Bundesgerichtshof
Urt. v. 22.03.1988, Az.: 4 StR 35/88
Revision gegen Verurteilung wegen Sexuellen Missbrauchs an Kindern; Nicht vorschriftsgemäß besetzte Strafkammer als absoluter Revisionsgrund ; Zu richterlichen Dienstregelungen nach dem Geschäftsverteilungsplan; Feststellung einer Verhinderung ; Zum Verbot aus der Zeugnisverweigerung eines Angehörigen gegen den Angeklagten nachteilige Schlüsse zu ziehen; Richter; Vertretung; Verhinderung; Revision
Bibliographie
- Gericht
- BGH
- Datum
- 22.03.1988
- Aktenzeichen
- 4 StR 35/88
- Entscheidungsform
- Urteil
- Referenz
- WKRS 1988, 12062
- Entscheidungsname
- [keine Angabe]
- ECLI
- [keine Angabe]
Verfahrensgang
- vorgehend
- LG Bochum - 24.09.1987
Rechtsgrundlagen
- § 21e GVG
- § 222a StPO
- § 222b StPO
- § 52 StPO
- § 176 StGB
- § 174 StGB
- § 349 Abs. 2 StPO
- § 338 Nr. 1 StPO
Fundstellen
- NStZ 1988, 325
- StV 1988, 287
Verfahrensgegenstand
Sexueller Mißbrauch von Kindern u.a.
Amtlicher Leitsatz
Der zur Vertretung berufene Richter kann seine Verhinderung nicht selbst feststellen. Zuständig hierfür ist der Präsident des LG, der grundsätzlich vor Inangriffnahme der richterlichen Tätigkeit, spätestens aber im Verfahren nach §§ 222a, 222b StPO, in einer für das Revisionsgericht nachprüfbaren Weise die Feststellung treffen muß, daß der Richter an der Mitwirkung verhindert ist.
In der Strafsache hat
der 4 Strafsenat des Bundesgerichtshofs
nach Anhörung des Generalbundesanwalts und des Beschwerdeführers
am 22. März 1988
gemäß § 349 Abs. 4 StPO
beschlossen:
Tenor:
Auf die Revision des Angeklagten wird das Urteil des Landgerichts Bochum vom 24. September 1987 mit den Feststellungen aufgehoben.

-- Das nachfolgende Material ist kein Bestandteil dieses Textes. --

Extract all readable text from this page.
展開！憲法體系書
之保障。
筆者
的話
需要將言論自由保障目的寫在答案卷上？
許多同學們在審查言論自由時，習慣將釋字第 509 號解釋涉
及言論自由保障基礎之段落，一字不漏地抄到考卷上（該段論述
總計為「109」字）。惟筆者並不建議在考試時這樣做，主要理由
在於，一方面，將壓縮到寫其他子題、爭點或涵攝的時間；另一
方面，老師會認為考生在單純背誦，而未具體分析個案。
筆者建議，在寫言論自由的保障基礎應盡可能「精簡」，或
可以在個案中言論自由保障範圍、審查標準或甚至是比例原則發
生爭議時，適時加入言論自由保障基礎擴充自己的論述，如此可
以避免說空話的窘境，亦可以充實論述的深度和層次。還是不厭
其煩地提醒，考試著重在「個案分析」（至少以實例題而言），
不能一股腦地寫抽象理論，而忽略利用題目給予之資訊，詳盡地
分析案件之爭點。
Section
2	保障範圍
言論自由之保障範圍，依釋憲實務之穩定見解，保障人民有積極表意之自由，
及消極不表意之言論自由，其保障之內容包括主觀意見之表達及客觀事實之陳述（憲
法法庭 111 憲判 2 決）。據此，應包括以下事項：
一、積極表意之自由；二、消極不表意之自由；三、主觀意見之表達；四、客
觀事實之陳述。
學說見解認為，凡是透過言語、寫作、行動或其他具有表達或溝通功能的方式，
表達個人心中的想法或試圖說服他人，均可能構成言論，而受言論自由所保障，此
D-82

Die Sache wird zur neuen Verhandlung und Entscheidung, auch über die Kosten des Rechtsmittels, an eine andere Strafkammer des Landgerichts zurückverwiesen.
Gründe
Das Landgericht hat den Angeklagten "wegen fortgesetzten sexuellen Mißbrauchs von Kindern in Tateinheit mit fortgesetztem sexuellen Mißbrauch von Schutzbefohlenen" (richtig müßte es heißen: wegen sexuellen Mißbrauchs von Kindern in Tateinheit mit sexuellem Mißbrauch von Schutzbefohlenen in zwei tateinheitlich zusammentreffenden Fällen) zu einer Freiheitsstrafe von vier Jahren verurteilt. Der Angeklagte rügt mit seiner Revision die Verletzung formellen und materiellen Rechts. Das Rechtsmittel hat mit der Verfahrensbeschwerde, die Strafkammer sei nicht vorschriftsmäßig besetzt gewesen (§ 338 Nr. 1 StPO), Erfolg.
1.
Der nach dem Geschäftsverteilungsplan des Landgerichts zuständige Vorsitzende der Strafkammer war wegen Urlaubs an der Mitwirkung verhindert. Dadurch wurde die Strafkammer beschlußunfähig. Für diesen Fall bestimmte der Geschäftsverteilungsplan des Landgerichts für das Jahr 1987, daß "die Mitglieder der 1. Vertretungskammer in den einander folgenden Vertretungsfällen reihum in der Reihenfolge ihres Dienstalters ..., beginnend mit dem jüngsten, .... als Richter in die von dem Ausfall betroffene Kammer" eintreten (Nr. 2.11), wobei "der Sitzungsdienst in der eigenen Kammer ... dem Sitzungsdienst als Vertreter in einer anderen Kammer" vorgehen sollte (Nr. 2.4).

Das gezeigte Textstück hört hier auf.